Moreover, this new behaviour is more predictable with periodic
tasks
with short runtime, which may rarely run during a scheduler tick.
Now, the work is always scheduled when the task returns to
userspace.

The work is disabled during mmdrop, since the function cannot sleep
in
all kernel configurations, we cannot wait for possibly running work
items to terminate. We make sure the mm is valid in case the task
is
terminating by reserving it with mmgrab/mmdrop, returning
prematurely if
we are really the last user before mmgrab.
This situation is unlikely since we don't schedule the work for
exiting
tasks, but we cannot rule it out.

Fixes: 223baf9d17f2 ("sched: Fix performance regression introduced
by mm_cid")
Signed-off-by: Gabriele Monaco <gmonaco@xxxxxxxxxx>
---

diff --git a/kernel/rseq.c b/kernel/rseq.c
index 442aba29bc4cf..f8394ebbb6f4d 100644
--- a/kernel/rseq.c
+++ b/kernel/rseq.c
@@ -419,6 +419,7 @@ void __rseq_handle_notify_resume(struct ksignal
*ksig, struct pt_regs *regs)
    }
    if (unlikely(rseq_update_cpu_node_id(t)))
    goto error;
+ task_queue_mm_cid(t);
    return;
  
   error:
diff --git a/kernel/sched/core.c b/kernel/sched/core.c
index 9aecd914ac691..ee35f9962444b 100644
--- a/kernel/sched/core.c
+++ b/kernel/sched/core.c
@@ -5663,7 +5663,6 @@ void sched_tick(void)
    resched_latency = cpu_resched_latency(rq);
    calc_global_load_tick(rq);
    sched_core_tick(rq);
- task_tick_mm_cid(rq, donor);

I agree that this approach is promising, however I am concerned about
the fact that a task running alone on its runqueue (thus without
preemption) for a long time will never recompact mm_cid, and also
will never update its mm_cid field.

So I am tempted to insert this in the sched_tick to cover that
scenario:

       rseq_preempt(current);

This would ensure that the task runs __rseq_handle_notify_resume() at
least each tick.


Right, I thought about this scenario but forgot to add it in the final patch.
We could have a test doing that: instead of sleeping, the task busy waits.

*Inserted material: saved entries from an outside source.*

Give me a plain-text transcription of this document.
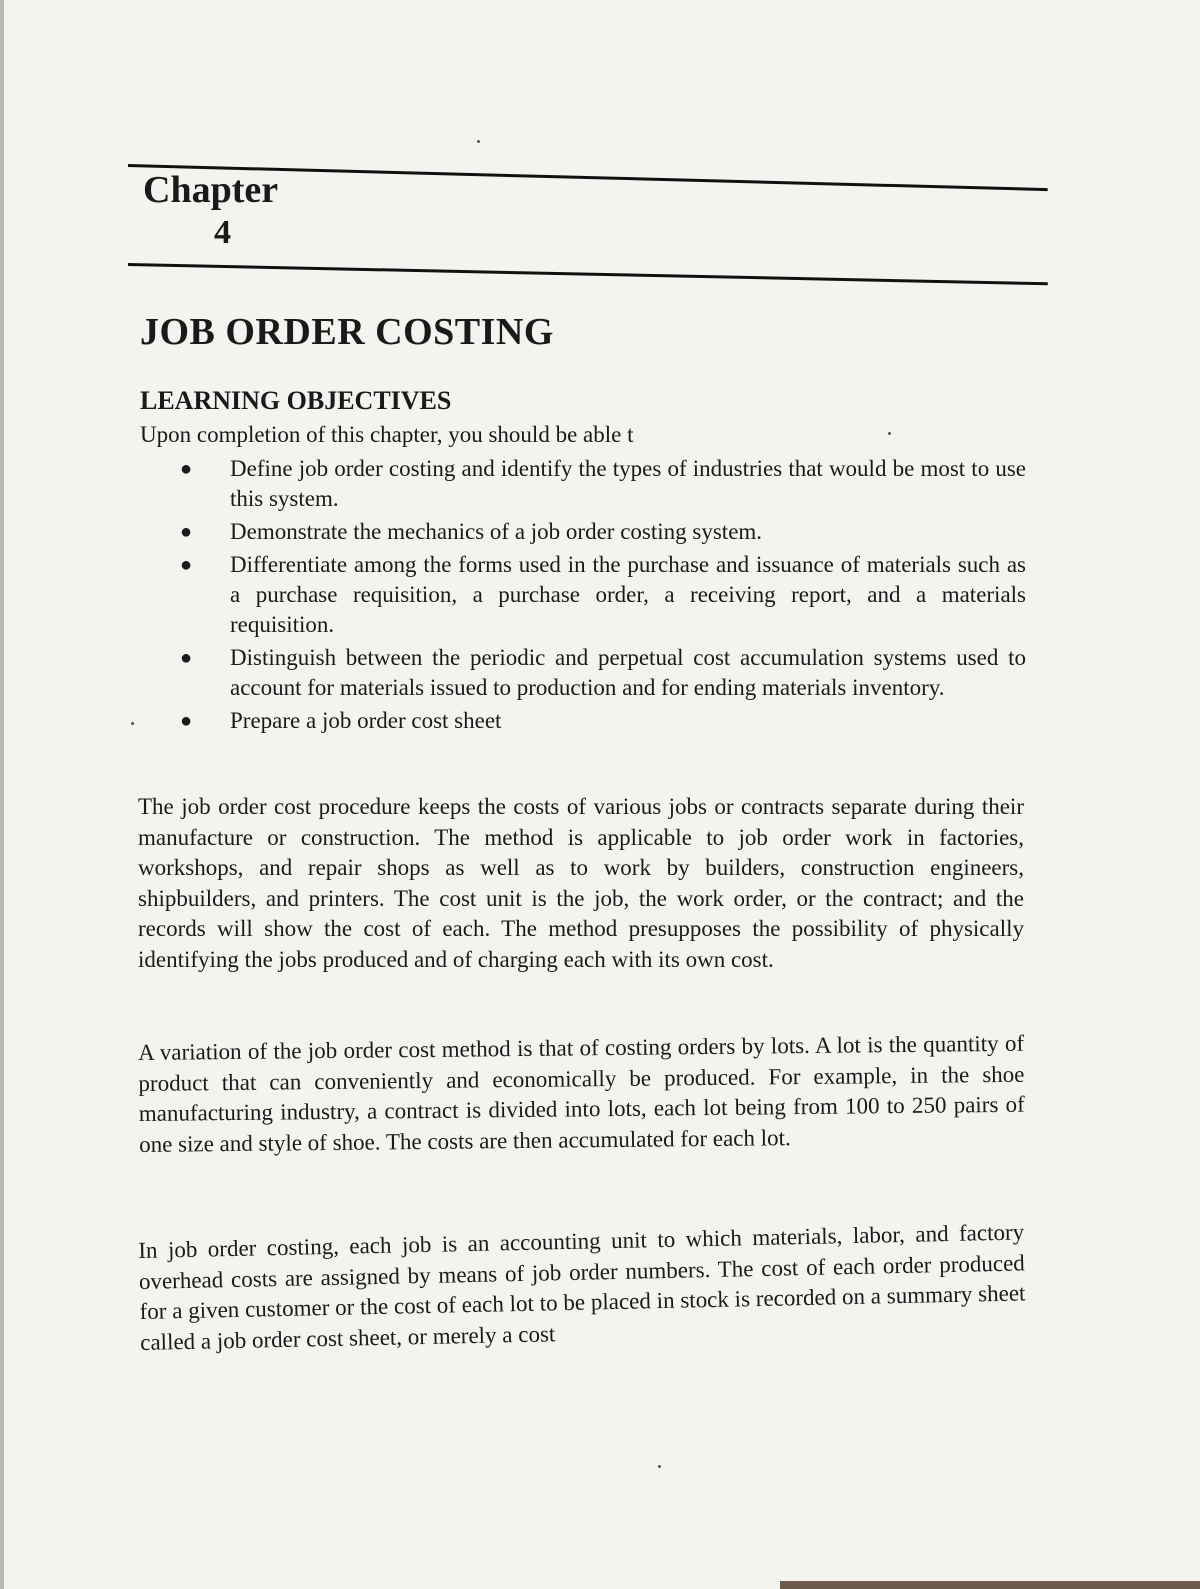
Chapter
4
JOB ORDER COSTING
LEARNING OBJECTIVES

Upon completion of this chapter, you should be able t

● Define job order costing and identify the types of industries that would be most to use this system.
● Demonstrate the mechanics of a job order costing system.
● Differentiate among the forms used in the purchase and issuance of materials such as a purchase requisition, a purchase order, a receiving report, and a materials requisition.
● Distinguish between the periodic and perpetual cost accumulation systems used to account for materials issued to production and for ending materials inventory.
● Prepare a job order cost sheet

The job order cost procedure keeps the costs of various jobs or contracts separate during their manufacture or construction. The method is applicable to job order work in factories, workshops, and repair shops as well as to work by builders, construction engineers, shipbuilders, and printers. The cost unit is the job, the work order, or the contract; and the records will show the cost of each. The method presupposes the possibility of physically identifying the jobs produced and of charging each with its own cost.

A variation of the job order cost method is that of costing orders by lots. A lot is the quantity of product that can conveniently and economically be produced. For example, in the shoe manufacturing industry, a contract is divided into lots, each lot being from 100 to 250 pairs of one size and style of shoe. The costs are then accumulated for each lot.

In job order costing, each job is an accounting unit to which materials, labor, and factory overhead costs are assigned by means of job order numbers. The cost of each order produced for a given customer or the cost of each lot to be placed in stock is recorded on a summary sheet called a job order cost sheet, or merely a cost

Does __rseq_handle_notify_resume need to run in this case, besides for the cid compaction, I mean? Otherwise we could again just enqueu
the work from there.

Yes we need to do both:

- compact cid,
- run __rseq_handle_notify_resume to update the mm_cid.

We we don't care much if compacting the cid is done at some point
and __rseq_handle_notify_resume only updates the mm_cid field on
the following tick.

So enqueuing the work is not sufficient there, I would really
issue rseq_preempt(current) which makes sure a busy thread both
triggers cid compaction *and* gets its mm_cid updated.


I'll give a shot for both.


    scx_tick(rq);
  
    rq_unlock(rq, &rf);
@@ -10530,22 +10529,16 @@ static void
sched_mm_cid_remote_clear_weight(struct mm_struct *mm, int cpu,
    sched_mm_cid_remote_clear(mm, pcpu_cid, cpu);
   }
  
-static void task_mm_cid_work(struct callback_head *work)
+void task_mm_cid_work(struct work_struct *work)
   {
    unsigned long now = jiffies, old_scan, next_scan;
- struct task_struct *t = current;
    struct cpumask *cidmask;
- struct mm_struct *mm;
+ struct mm_struct *mm = container_of(work, struct mm_struct,
cid_work);
    int weight, cpu;
  
- SCHED_WARN_ON(t != container_of(work, struct task_struct,
cid_work));
-
- work->next = work; /* Prevent double-add */
- if (t->flags & PF_EXITING)
- return;
- mm = t->mm;
- if (!mm)
+ if (!atomic_read(&mm->mm_count))
    return;
+ mmgrab(mm);

AFAIU this is racy with respect to re-use of mm struct.

I recommend that you move mmgrab() to task_queue_mm_cid() just before
invoking schedule_work. That way you ensure that the mm count never
reaches 0 while there is work in flight (and therefore guarantee that
the mm is not re-used).



Mmh good point, in that case I think we can still keep on testing the mm_count and return prematurely if it's 1 (we are the only user and the task exited before the work got scheduled).
That would be a safe assumption if we don't get to 0, wouldn't it?

Yes, although don't forget the mmdrop in that case ;)

Thanks,

Mathieu



Thanks,
Gabriele



--
Mathieu Desnoyers
EfficiOS Inc.
https://www.efficios.com